Mit dem relativ niedrigen Lohn im Vergleich zur Unternehmensgrösse unterstreichen die Blochers ihre unternehmerischen Prinzipien. Ihre Interessen und jene der Aktionäre sind mit dem Fokus auf dem fundamentalen Geschäft und nicht auf eine hohe Lohnsumme (fast) gleichgestellt. Denn der Unternehmenswert sowie die Fähigkeit, Ausschüttungen vornehmen zu können, hängt von der unternehmerischen Leistung ab. Ebenfalls unterbezahlt sind die Chefs vom Flughafen Zürich, VAT oder Sensirion.
Fundamentale Kriterien für den Erfolg
Die Börsenkapitalisierung ist nur eine Richtgrösse. Die Vergütungspläne der CEO hängen indes vielfach von operativen Zielsetzungen, wie dem Wachstum oder der Profitabilität ab. Die Erreichung dieser Ziele spielt für die Höhe des Lohnpakets eine zentrale Rolle. cash.ch hat deshalb das Modell von Ethos um die Komponenten Reingewinnmarge und Umsatzwachstum ergänzt.
Was hier auffällt: Die Genauigkeit des Modells nimmt zwar zu, aber die zusätzlichen Messgrössen spielen eine geringe Rolle. Besonders die Wachstumskomponente ist im Fachjargon «statistisch insignifikant».
Über die Gründe kann nur spekuliert werden. Vielleicht hängt es damit zusammen, dass der Entscheid über die Lohnhöhe auf Basis der fundamentalen Ergebnisse und das effektive Auszahlungsdatum teils mehrere Jahre auseinander liegen.

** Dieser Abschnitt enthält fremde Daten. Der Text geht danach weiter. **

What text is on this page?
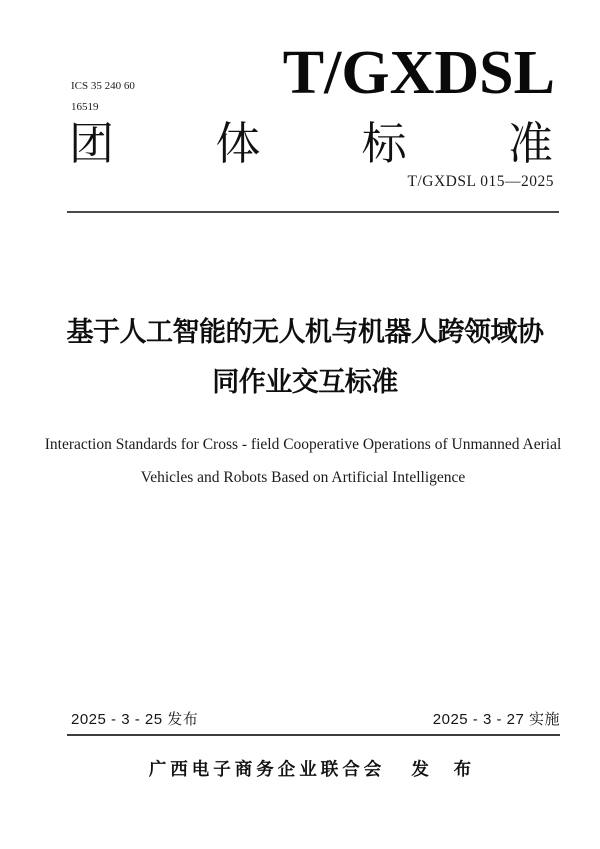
ICS 35 240 60
16519	T/GXDSL
团 体 标 准
T/GXDSL 015—2025
基于人工智能的无人机与机器人跨领域协
同作业交互标准
Interaction Standards for Cross - field Cooperative Operations of Unmanned Aerial
Vehicles and Robots Based on Artificial Intelligence
2025 - 3 - 25 发布	2025 - 3 - 27 实施
广西电子商务企业联合会 发 布
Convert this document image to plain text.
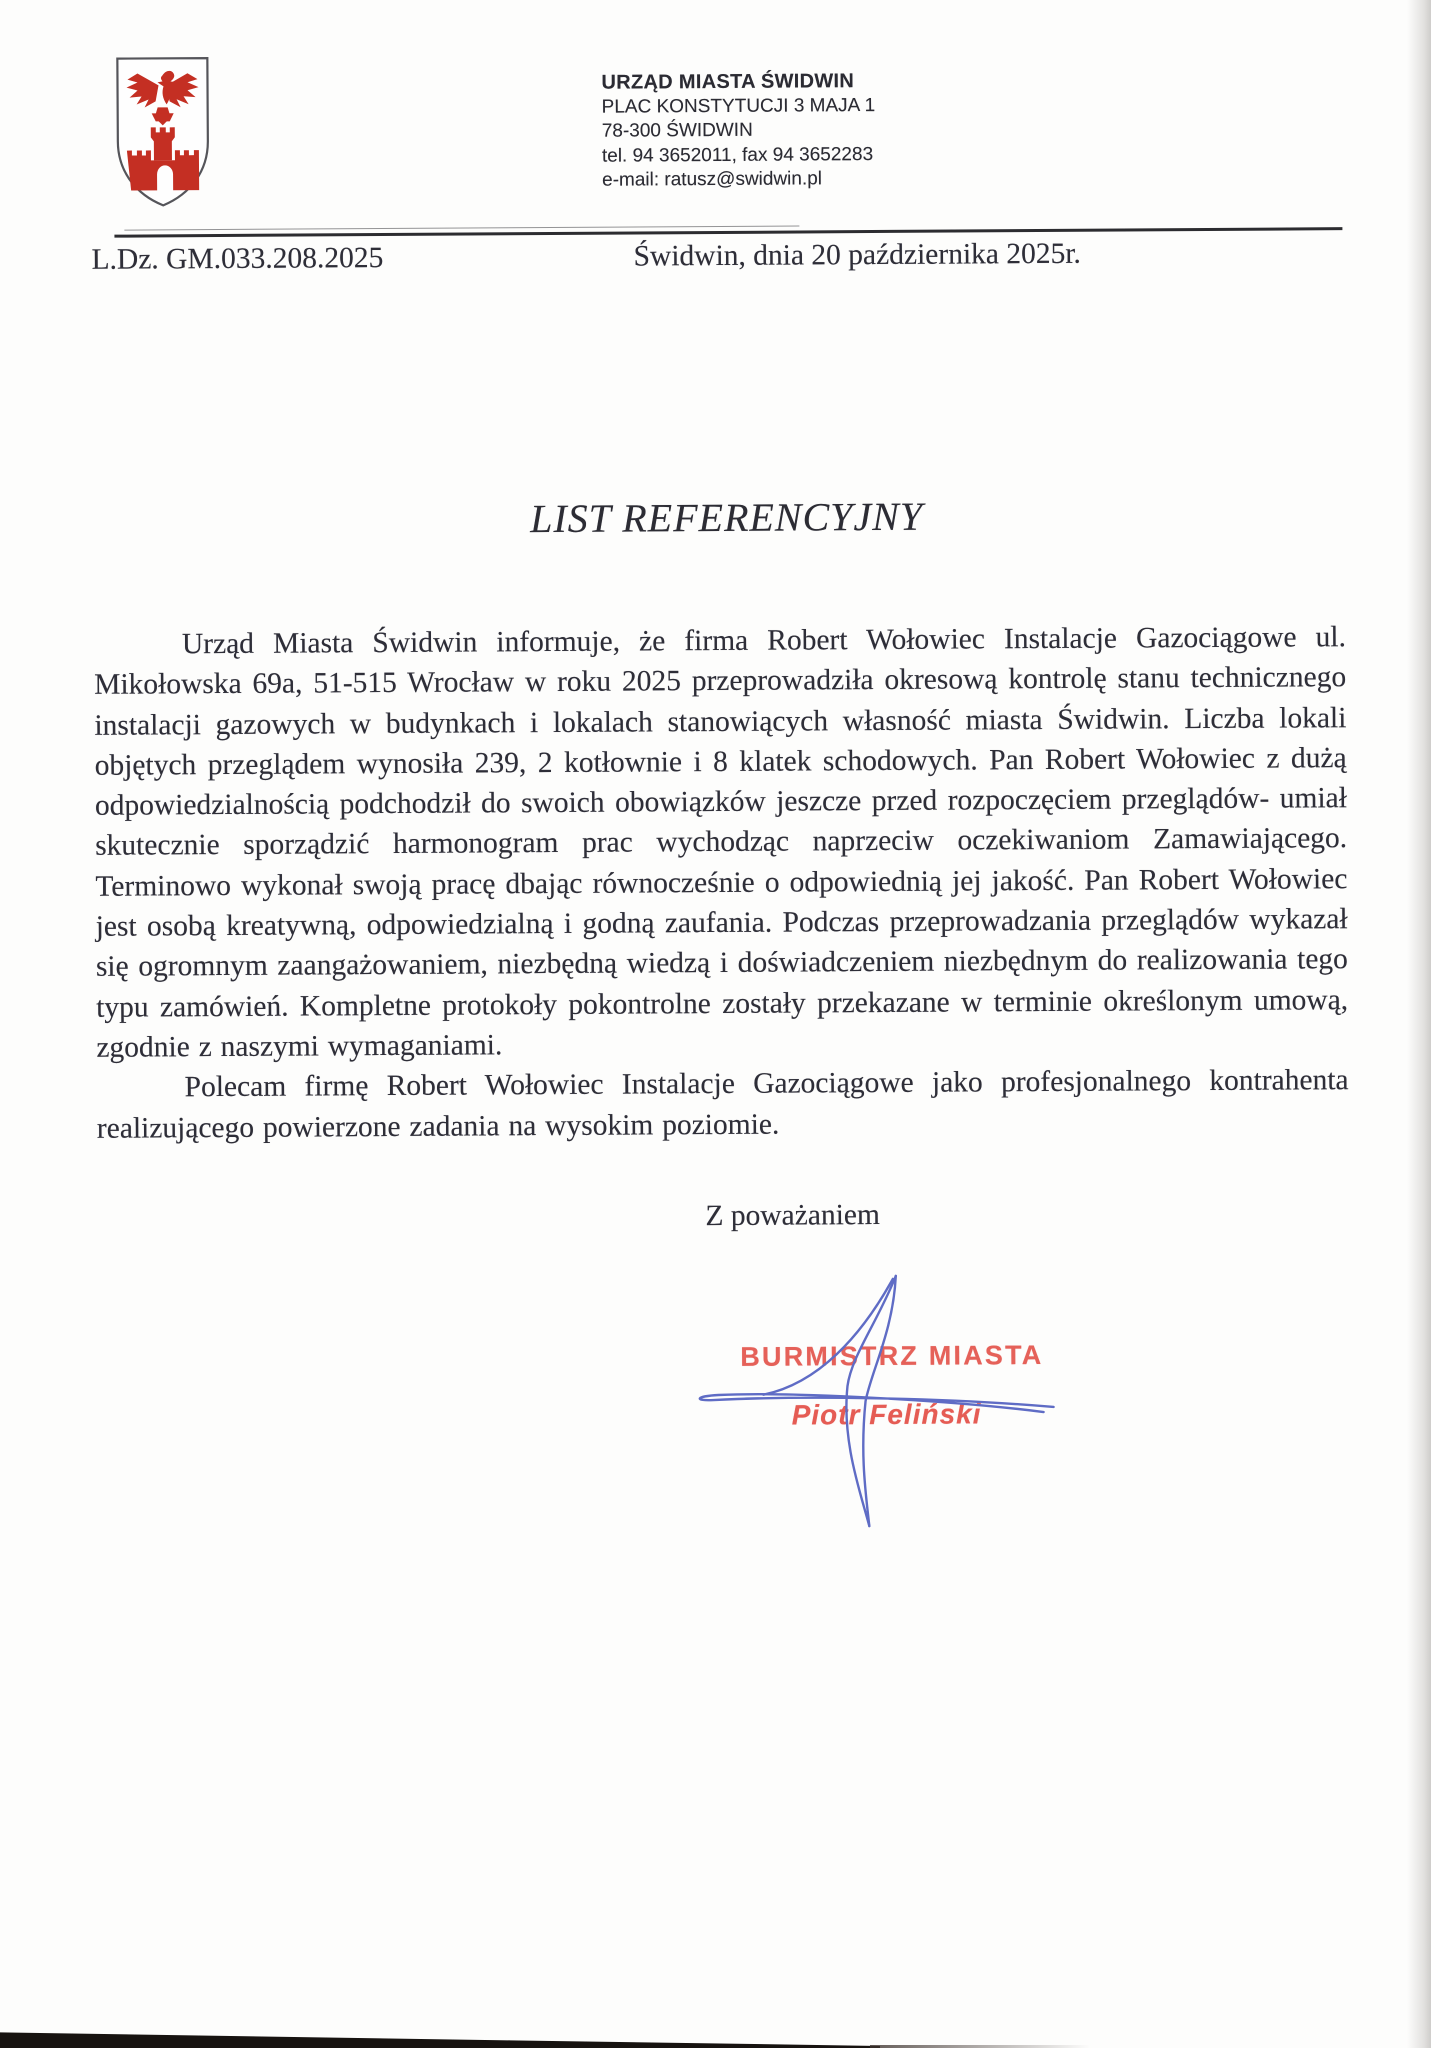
URZĄD MIASTA ŚWIDWIN
PLAC KONSTYTUCJI 3 MAJA 1
78-300 ŚWIDWIN
tel. 94 3652011, fax 94 3652283
e-mail: ratusz@swidwin.pl
L.Dz. GM.033.208.2025	Świdwin, dnia 20 października 2025r.
LIST REFERENCYJNY

Urząd Miasta Świdwin informuje, że firma Robert Wołowiec Instalacje Gazociągowe ul. Mikołowska 69a, 51-515 Wrocław w roku 2025 przeprowadziła okresową kontrolę stanu technicznego instalacji gazowych w budynkach i lokalach stanowiących własność miasta Świdwin. Liczba lokali objętych przeglądem wynosiła 239, 2 kotłownie i 8 klatek schodowych. Pan Robert Wołowiec z dużą odpowiedzialnością podchodził do swoich obowiązków jeszcze przed rozpoczęciem przeglądów- umiał skutecznie sporządzić harmonogram prac wychodząc naprzeciw oczekiwaniom Zamawiającego. Terminowo wykonał swoją pracę dbając równocześnie o odpowiednią jej jakość. Pan Robert Wołowiec jest osobą kreatywną, odpowiedzialną i godną zaufania. Podczas przeprowadzania przeglądów wykazał się ogromnym zaangażowaniem, niezbędną wiedzą i doświadczeniem niezbędnym do realizowania tego typu zamówień. Kompletne protokoły pokontrolne zostały przekazane w terminie określonym umową, zgodnie z naszymi wymaganiami.

Polecam firmę Robert Wołowiec Instalacje Gazociągowe jako profesjonalnego kontrahenta realizującego powierzone zadania na wysokim poziomie.

Z poważaniem
BURMISTRZ MIASTA
Piotr Feliński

Ebenfalls überrascht das negative Vorzeichen bei den Reingewinnmargen. Eigentlich bedeutet dies, dass tiefere Margen zu höheren CEO-Salären führen sollten. Dies macht jedoch keinen Sinn. Dieses Resultat ist vielmehr den unzähligen Small Caps und Wachstumsaktien geschuldet. Viele davon verfügen über tiefere Werte und verzerren die Analyse.
Werden deshalb nur die 30 wertvollsten Unternehmen in der Schweiz miteinander verglichen, spielt neben der Börsenkapitalisierung besonders das Wachstum eine entscheidende Rolle bei der CEO-Abgeltung. Die Profitabilität, gemessen an der Margenhöhe, ist etwa halb so wichtig. Auch den Plausibilitätstest besteht die Regression: Alle Faktoren haben einen positiven Einfluss auf die Lohnhöhe.
Bei Partners Group, Novartis und Richemont reduziert sich hingegen die «Überbezahlung». Die Kombination aus langfristigem Wachstum und überdurchschnittlicher Margenhöhe macht sich positiv für deren CEO-Lohn aus. Der Partners-Group-Chef verdient nun nur noch 170 Prozent zu viel, bei Novartis sind es noch 12 Prozent (zuvor 52 Prozent) und bei Richemont noch 66 Prozent (zuvor 100 Prozent).
Doch wer wird korrekt bezahlt? Geht man nach dem Ethos-Modell, sind es etwa der CEO von Stadler Rail (1,8 Millionen Franken) und jener von Swiss Re (5,4). Geht man gemäss dem zweiten Modell, das Wachstum und Profitabilität berücksichtigt, gehören unter anderem die Chefs von Helvetia (3), Sonova (4) und Lindt & Sprüngli (4,7) zu den angemessen bezahlten Chefs.
Unternehmen | theoretischer Wert | Effektiver Lohn |
Sonova | 4’018’750 | 4’083’538 |
Liechtensteinische Landesbank | 1’923’920 | 1’717’000 |
Lindt&Sprüngli | 4’431’694 | 4’719’000 |
IVF Hartmann | 1’025’096 | 745’145 |
Montana Aerospace | 1’407’161 | 1’108’679 |
Investis | 1’664’748 | 1’342’960 |
Helvetia | 3’032’912 | 2’903’910 |
Quelle: cash.ch; Datengrundlage: Ethos, LSEG. Angaben in CHF.